First recorded in Hong Kong by Vaughan and Jones (1913) who regarded it as the most abundant of the flycatchers on passage, occasionally wintering, as is the case today.

BEHAVIOUR, FORAGING & DIET

Usually observed singly, although on occasion during peak migration several birds may be found in the same general area indicating some birds may migrate in flocks.

It hawks insects from branches of trees and bushes and may return to the same perch but does this less frequently than Dark-sided Flycatcher. If temperatures fall below 10⁰C in winter, it can be seen on the floor of drainage channels or at the base of trees searching for insects on the ground.

SYSTEMATICS & RANGE

The species occurs in India east through southeast Asia, the Greater Sundas and the Philippines, and north through China to northeast Asia.

The nominate race migrates from its breeding grounds in northeast Asia to wintering areas in southern China, including HK, and southeast Asia. It breeds in central Siberia and southeast Russia, northern Mongolia, northeast China, North Korea and Japan. It winters in south China, southeast Asia, the Philippines and the Greater Sundas. In China it breeds in Inner Mongolia, Heilongjiang and Jilin. Migrants occur throughout the eastern provinces and wintering birds can be found in Fujian, Guangdong, Guangxi, south Yunnan and Hainan (Liu and Chen 2020).

Two other subspecies are recognised by the IOC. M. d poonensis occurs in the Indian subcontinent, and M. d. siamensis is resident in south Myanmar, west and northwest Thailand and south Vietnam (Clement and Bonan 2020).

CONSERVATION STATUS

IUCN: Least Concern. Population trend stable.






 
Figure 1.
Image

Clement, P. and A. Bonan (2020).
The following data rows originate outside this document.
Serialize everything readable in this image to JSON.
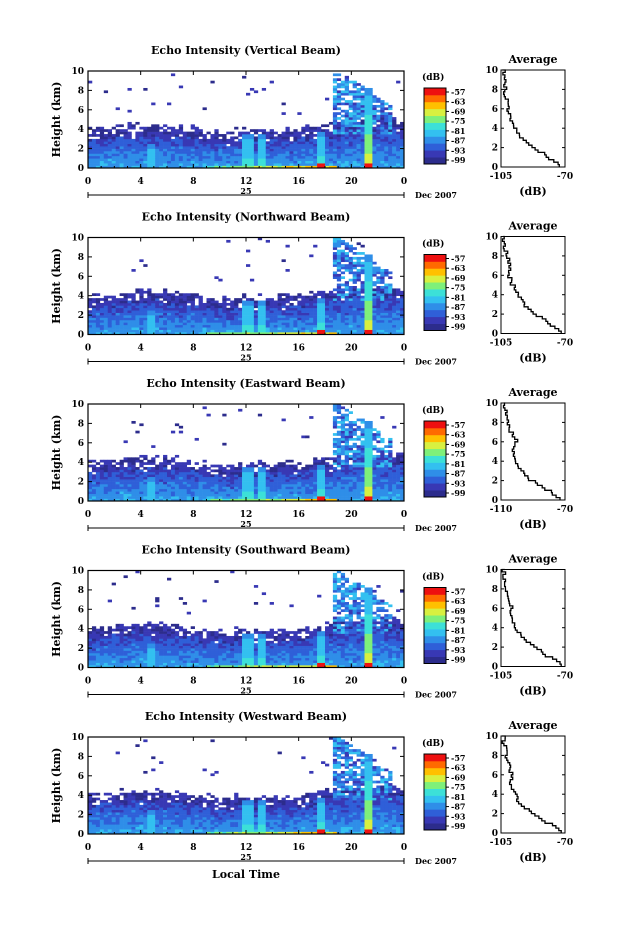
{
  "colors": {
    "scale": [
      "#2c2c8c",
      "#3838b4",
      "#2f5fd8",
      "#2f8ee8",
      "#33c0f0",
      "#3ce0d8",
      "#7ef07a",
      "#d8f040",
      "#ffc000",
      "#ff6a00",
      "#ee1010"
    ],
    "frame": "#000000"
  },
  "chart_data": [
    {
      "type": "heatmap",
      "title": "Echo Intensity (Vertical Beam)",
      "ylabel": "Height (km)",
      "xlabel": "",
      "x_ticks": [
        "0",
        "4",
        "8",
        "12",
        "16",
        "20",
        "0"
      ],
      "x_range": [
        0,
        24
      ],
      "y_ticks": [
        "0",
        "2",
        "4",
        "6",
        "8",
        "10"
      ],
      "y_range": [
        0,
        10
      ],
      "date_day": "25",
      "date_month": "Dec 2007",
      "colorbar": {
        "unit": "(dB)",
        "ticks": [
          "-57",
          "-63",
          "-69",
          "-75",
          "-81",
          "-87",
          "-93",
          "-99"
        ]
      },
      "profile": {
        "title": "Average",
        "xlabel": "(dB)",
        "x_ticks": [
          "-105",
          "-70"
        ],
        "x_range": [
          -105,
          -70
        ],
        "y_ticks": [
          "0",
          "2",
          "4",
          "6",
          "8",
          "10"
        ],
        "y_range": [
          0,
          10
        ],
        "values": [
          -72,
          -80,
          -88,
          -94,
          -97,
          -100,
          -101,
          -102,
          -103,
          -103,
          -104
        ]
      }
    },
    {
      "type": "heatmap",
      "title": "Echo Intensity (Northward Beam)",
      "ylabel": "Height (km)",
      "xlabel": "",
      "x_ticks": [
        "0",
        "4",
        "8",
        "12",
        "16",
        "20",
        "0"
      ],
      "x_range": [
        0,
        24
      ],
      "y_ticks": [
        "0",
        "2",
        "4",
        "6",
        "8",
        "10"
      ],
      "y_range": [
        0,
        10
      ],
      "date_day": "25",
      "date_month": "Dec 2007",
      "colorbar": {
        "unit": "(dB)",
        "ticks": [
          "-57",
          "-63",
          "-69",
          "-75",
          "-81",
          "-87",
          "-93",
          "-99"
        ]
      },
      "profile": {
        "title": "Average",
        "xlabel": "(dB)",
        "x_ticks": [
          "-105",
          "-70"
        ],
        "x_range": [
          -105,
          -70
        ],
        "y_ticks": [
          "0",
          "2",
          "4",
          "6",
          "8",
          "10"
        ],
        "y_range": [
          0,
          10
        ],
        "values": [
          -71,
          -79,
          -87,
          -93,
          -96,
          -99,
          -101,
          -100,
          -102,
          -103,
          -104
        ]
      }
    },
    {
      "type": "heatmap",
      "title": "Echo Intensity (Eastward Beam)",
      "ylabel": "Height (km)",
      "xlabel": "",
      "x_ticks": [
        "0",
        "4",
        "8",
        "12",
        "16",
        "20",
        "0"
      ],
      "x_range": [
        0,
        24
      ],
      "y_ticks": [
        "0",
        "2",
        "4",
        "6",
        "8",
        "10"
      ],
      "y_range": [
        0,
        10
      ],
      "date_day": "25",
      "date_month": "Dec 2007",
      "colorbar": {
        "unit": "(dB)",
        "ticks": [
          "-57",
          "-63",
          "-69",
          "-75",
          "-81",
          "-87",
          "-93",
          "-99"
        ]
      },
      "profile": {
        "title": "Average",
        "xlabel": "(dB)",
        "x_ticks": [
          "-110",
          "-70"
        ],
        "x_range": [
          -110,
          -70
        ],
        "y_ticks": [
          "0",
          "2",
          "4",
          "6",
          "8",
          "10"
        ],
        "y_range": [
          0,
          10
        ],
        "values": [
          -72,
          -82,
          -92,
          -98,
          -101,
          -103,
          -100,
          -104,
          -106,
          -107,
          -108
        ]
      }
    },
    {
      "type": "heatmap",
      "title": "Echo Intensity (Southward Beam)",
      "ylabel": "Height (km)",
      "xlabel": "",
      "x_ticks": [
        "0",
        "4",
        "8",
        "12",
        "16",
        "20",
        "0"
      ],
      "x_range": [
        0,
        24
      ],
      "y_ticks": [
        "0",
        "2",
        "4",
        "6",
        "8",
        "10"
      ],
      "y_range": [
        0,
        10
      ],
      "date_day": "25",
      "date_month": "Dec 2007",
      "colorbar": {
        "unit": "(dB)",
        "ticks": [
          "-57",
          "-63",
          "-69",
          "-75",
          "-81",
          "-87",
          "-93",
          "-99"
        ]
      },
      "profile": {
        "title": "Average",
        "xlabel": "(dB)",
        "x_ticks": [
          "-105",
          "-70"
        ],
        "x_range": [
          -105,
          -70
        ],
        "y_ticks": [
          "0",
          "2",
          "4",
          "6",
          "8",
          "10"
        ],
        "y_range": [
          0,
          10
        ],
        "values": [
          -71,
          -80,
          -88,
          -94,
          -97,
          -100,
          -99,
          -101,
          -102,
          -103,
          -104
        ]
      }
    },
    {
      "type": "heatmap",
      "title": "Echo Intensity (Westward Beam)",
      "ylabel": "Height (km)",
      "xlabel": "Local Time",
      "x_ticks": [
        "0",
        "4",
        "8",
        "12",
        "16",
        "20",
        "0"
      ],
      "x_range": [
        0,
        24
      ],
      "y_ticks": [
        "0",
        "2",
        "4",
        "6",
        "8",
        "10"
      ],
      "y_range": [
        0,
        10
      ],
      "date_day": "25",
      "date_month": "Dec 2007",
      "colorbar": {
        "unit": "(dB)",
        "ticks": [
          "-57",
          "-63",
          "-69",
          "-75",
          "-81",
          "-87",
          "-93",
          "-99"
        ]
      },
      "profile": {
        "title": "Average",
        "xlabel": "(dB)",
        "x_ticks": [
          "-105",
          "-70"
        ],
        "x_range": [
          -105,
          -70
        ],
        "y_ticks": [
          "0",
          "2",
          "4",
          "6",
          "8",
          "10"
        ],
        "y_range": [
          0,
          10
        ],
        "values": [
          -71,
          -80,
          -89,
          -95,
          -98,
          -100,
          -99,
          -101,
          -102,
          -103,
          -104
        ]
      }
    }
  ]
}
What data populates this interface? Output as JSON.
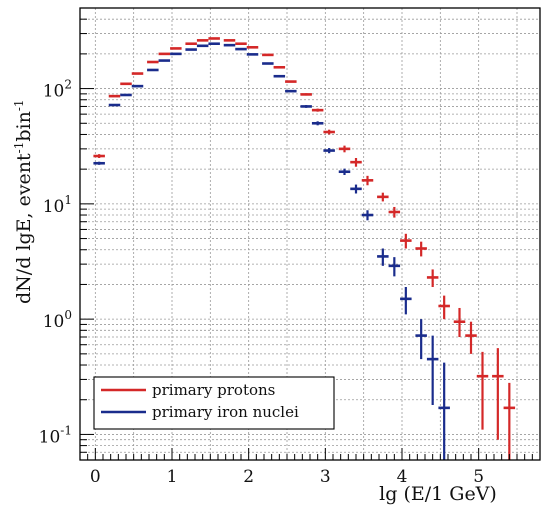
{
  "chart_data": {
    "type": "scatter",
    "title": "",
    "xlabel": "lg (E/1 GeV)",
    "ylabel_main": "dN/d lgE, event",
    "ylabel_sup1": "-1",
    "ylabel_mid": "bin",
    "ylabel_sup2": "-1",
    "x_range": [
      -0.2,
      5.8
    ],
    "y_range": [
      0.06,
      500
    ],
    "y_scale": "log",
    "x_ticks": [
      {
        "value": 0,
        "label": "0"
      },
      {
        "value": 1,
        "label": "1"
      },
      {
        "value": 2,
        "label": "2"
      },
      {
        "value": 3,
        "label": "3"
      },
      {
        "value": 4,
        "label": "4"
      },
      {
        "value": 5,
        "label": "5"
      }
    ],
    "y_ticks": [
      {
        "value": 0.1,
        "base": "10",
        "exp": "-1"
      },
      {
        "value": 1,
        "base": "10",
        "exp": "0"
      },
      {
        "value": 10,
        "base": "10",
        "exp": "1"
      },
      {
        "value": 100,
        "base": "10",
        "exp": "2"
      }
    ],
    "grid": true,
    "legend_position": "bottom-left",
    "series": [
      {
        "name": "primary protons",
        "color": "#d42828",
        "points": [
          {
            "x": 0.05,
            "y": 26,
            "ylo": 25,
            "yhi": 27
          },
          {
            "x": 0.25,
            "y": 86,
            "ylo": 85,
            "yhi": 87
          },
          {
            "x": 0.4,
            "y": 110,
            "ylo": 109,
            "yhi": 111
          },
          {
            "x": 0.55,
            "y": 135,
            "ylo": 134,
            "yhi": 136
          },
          {
            "x": 0.75,
            "y": 170,
            "ylo": 169,
            "yhi": 171
          },
          {
            "x": 0.9,
            "y": 200,
            "ylo": 199,
            "yhi": 201
          },
          {
            "x": 1.05,
            "y": 223,
            "ylo": 222,
            "yhi": 224
          },
          {
            "x": 1.25,
            "y": 245,
            "ylo": 244,
            "yhi": 246
          },
          {
            "x": 1.4,
            "y": 262,
            "ylo": 261,
            "yhi": 263
          },
          {
            "x": 1.55,
            "y": 272,
            "ylo": 271,
            "yhi": 273
          },
          {
            "x": 1.75,
            "y": 262,
            "ylo": 261,
            "yhi": 263
          },
          {
            "x": 1.9,
            "y": 245,
            "ylo": 244,
            "yhi": 246
          },
          {
            "x": 2.05,
            "y": 228,
            "ylo": 227,
            "yhi": 229
          },
          {
            "x": 2.25,
            "y": 196,
            "ylo": 195,
            "yhi": 197
          },
          {
            "x": 2.4,
            "y": 153,
            "ylo": 152,
            "yhi": 154
          },
          {
            "x": 2.55,
            "y": 115,
            "ylo": 114,
            "yhi": 116
          },
          {
            "x": 2.75,
            "y": 89,
            "ylo": 87,
            "yhi": 91
          },
          {
            "x": 2.9,
            "y": 65,
            "ylo": 63,
            "yhi": 67
          },
          {
            "x": 3.05,
            "y": 42,
            "ylo": 40,
            "yhi": 44
          },
          {
            "x": 3.25,
            "y": 30,
            "ylo": 28,
            "yhi": 32
          },
          {
            "x": 3.4,
            "y": 23,
            "ylo": 21,
            "yhi": 25
          },
          {
            "x": 3.55,
            "y": 16,
            "ylo": 14.5,
            "yhi": 17.5
          },
          {
            "x": 3.75,
            "y": 11.5,
            "ylo": 10.5,
            "yhi": 12.5
          },
          {
            "x": 3.9,
            "y": 8.5,
            "ylo": 7.6,
            "yhi": 9.4
          },
          {
            "x": 4.05,
            "y": 4.8,
            "ylo": 4.1,
            "yhi": 5.5
          },
          {
            "x": 4.25,
            "y": 4.1,
            "ylo": 3.5,
            "yhi": 4.7
          },
          {
            "x": 4.4,
            "y": 2.3,
            "ylo": 1.9,
            "yhi": 2.7
          },
          {
            "x": 4.55,
            "y": 1.3,
            "ylo": 1.0,
            "yhi": 1.6
          },
          {
            "x": 4.75,
            "y": 0.95,
            "ylo": 0.7,
            "yhi": 1.25
          },
          {
            "x": 4.9,
            "y": 0.72,
            "ylo": 0.5,
            "yhi": 0.95
          },
          {
            "x": 5.05,
            "y": 0.32,
            "ylo": 0.11,
            "yhi": 0.52
          },
          {
            "x": 5.25,
            "y": 0.32,
            "ylo": 0.09,
            "yhi": 0.56
          },
          {
            "x": 5.4,
            "y": 0.17,
            "ylo": 0.06,
            "yhi": 0.28
          }
        ]
      },
      {
        "name": "primary iron nuclei",
        "color": "#1a2c8c",
        "points": [
          {
            "x": 0.05,
            "y": 22.5,
            "ylo": 21.8,
            "yhi": 23.2
          },
          {
            "x": 0.25,
            "y": 72,
            "ylo": 71,
            "yhi": 73
          },
          {
            "x": 0.4,
            "y": 88,
            "ylo": 87,
            "yhi": 89
          },
          {
            "x": 0.55,
            "y": 105,
            "ylo": 104,
            "yhi": 106
          },
          {
            "x": 0.75,
            "y": 145,
            "ylo": 144,
            "yhi": 146
          },
          {
            "x": 0.9,
            "y": 175,
            "ylo": 174,
            "yhi": 176
          },
          {
            "x": 1.05,
            "y": 200,
            "ylo": 199,
            "yhi": 201
          },
          {
            "x": 1.25,
            "y": 218,
            "ylo": 217,
            "yhi": 219
          },
          {
            "x": 1.4,
            "y": 235,
            "ylo": 234,
            "yhi": 236
          },
          {
            "x": 1.55,
            "y": 245,
            "ylo": 244,
            "yhi": 246
          },
          {
            "x": 1.75,
            "y": 238,
            "ylo": 237,
            "yhi": 239
          },
          {
            "x": 1.9,
            "y": 220,
            "ylo": 219,
            "yhi": 221
          },
          {
            "x": 2.05,
            "y": 198,
            "ylo": 197,
            "yhi": 199
          },
          {
            "x": 2.25,
            "y": 165,
            "ylo": 164,
            "yhi": 166
          },
          {
            "x": 2.4,
            "y": 128,
            "ylo": 127,
            "yhi": 129
          },
          {
            "x": 2.55,
            "y": 95,
            "ylo": 94,
            "yhi": 96
          },
          {
            "x": 2.75,
            "y": 70,
            "ylo": 68,
            "yhi": 72
          },
          {
            "x": 2.9,
            "y": 50,
            "ylo": 48,
            "yhi": 52
          },
          {
            "x": 3.05,
            "y": 29,
            "ylo": 27.5,
            "yhi": 30.5
          },
          {
            "x": 3.25,
            "y": 19,
            "ylo": 17.8,
            "yhi": 20.2
          },
          {
            "x": 3.4,
            "y": 13.5,
            "ylo": 12.3,
            "yhi": 14.7
          },
          {
            "x": 3.55,
            "y": 8,
            "ylo": 7.2,
            "yhi": 8.8
          },
          {
            "x": 3.75,
            "y": 3.5,
            "ylo": 2.9,
            "yhi": 4.1
          },
          {
            "x": 3.9,
            "y": 2.9,
            "ylo": 2.35,
            "yhi": 3.45
          },
          {
            "x": 4.05,
            "y": 1.5,
            "ylo": 1.1,
            "yhi": 1.9
          },
          {
            "x": 4.25,
            "y": 0.72,
            "ylo": 0.45,
            "yhi": 1.0
          },
          {
            "x": 4.4,
            "y": 0.45,
            "ylo": 0.18,
            "yhi": 0.72
          },
          {
            "x": 4.55,
            "y": 0.17,
            "ylo": 0.04,
            "yhi": 0.42
          }
        ]
      }
    ]
  }
}
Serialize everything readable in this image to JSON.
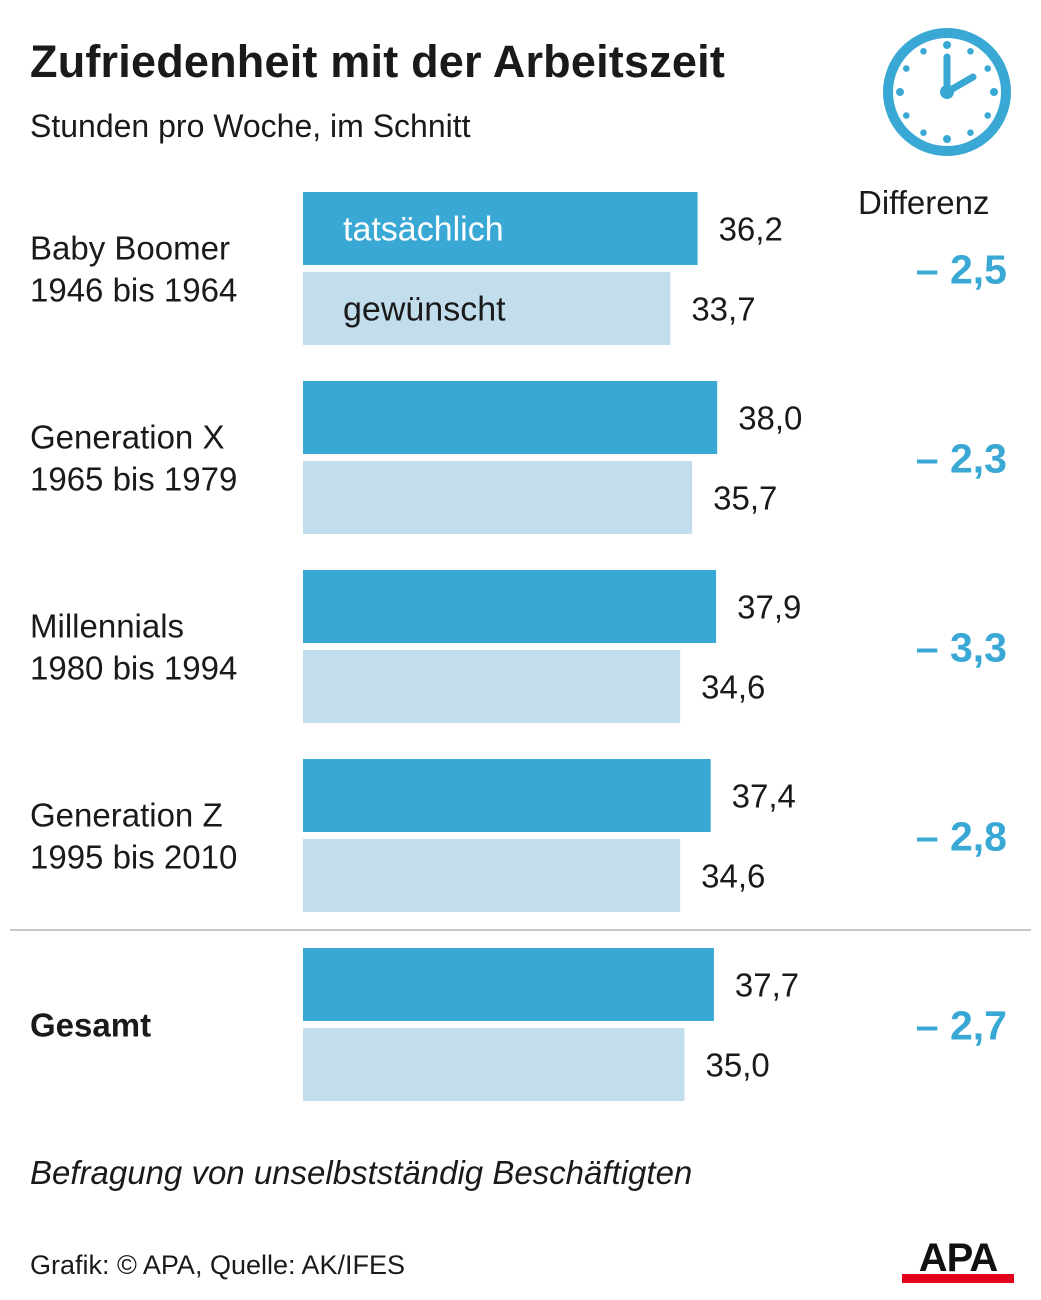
{
  "header": {
    "title": "Zufriedenheit mit der Arbeitszeit",
    "subtitle": "Stunden pro Woche, im Schnitt",
    "icon": "clock-icon",
    "diff_label": "Differenz"
  },
  "chart_data": {
    "type": "bar",
    "orientation": "horizontal",
    "title": "Zufriedenheit mit der Arbeitszeit",
    "subtitle": "Stunden pro Woche, im Schnitt",
    "categories": [
      {
        "name": "Baby Boomer",
        "years": "1946 bis 1964",
        "bold": false
      },
      {
        "name": "Generation X",
        "years": "1965 bis 1979",
        "bold": false
      },
      {
        "name": "Millennials",
        "years": "1980 bis 1994",
        "bold": false
      },
      {
        "name": "Generation Z",
        "years": "1995 bis 2010",
        "bold": false
      },
      {
        "name": "Gesamt",
        "years": "",
        "bold": true
      }
    ],
    "series": [
      {
        "name": "tatsächlich",
        "color": "#3aa8d5",
        "values": [
          36.2,
          38.0,
          37.9,
          37.4,
          37.7
        ],
        "labels": [
          "36,2",
          "38,0",
          "37,9",
          "37,4",
          "37,7"
        ]
      },
      {
        "name": "gewünscht",
        "color": "#c2deed",
        "values": [
          33.7,
          35.7,
          34.6,
          34.6,
          35.0
        ],
        "labels": [
          "33,7",
          "35,7",
          "34,6",
          "34,6",
          "35,0"
        ]
      }
    ],
    "difference": {
      "label": "Differenz",
      "values": [
        -2.5,
        -2.3,
        -3.3,
        -2.8,
        -2.7
      ],
      "labels": [
        "– 2,5",
        "– 2,3",
        "– 3,3",
        "– 2,8",
        "– 2,7"
      ],
      "color": "#3aa8d5"
    }
  },
  "footer": {
    "note": "Befragung von unselbstständig Beschäftigten",
    "source": "Grafik: © APA, Quelle: AK/IFES",
    "logo": {
      "text": "APA",
      "accent": "#e2001a"
    }
  }
}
Asian Brown Flycatcher (Muscicapa dauurica), version 1.0. In Birds of the World (S. M. Billerman, B. K. Keeney, P. G. Rodewald, and T. S. Schulenberg, Editors). Cornell Lab of Ornithology, Ithaca, NY, USA. https://doi.org/10.2173/bow.asbfly.01

Vaughan, R. E. and K. H. Jones (1913). The birds of Hong Kong, Macao and the West River or Si Kiang in South-East China, with special reference to their nidification and seasonal movements. Ibis 1913: 17-76, 163-201, 351-384.

Leader, P. J. (2010). Brown, Siberian and Grey-streaked Flycatchers: identification and ageing. British Birds 103: 658-671.

Liu, Y. and Y. H. Chen (2020). The CNG Field Guide to the Birds of China (in Chinese). Hunan Science and Technology Publication House.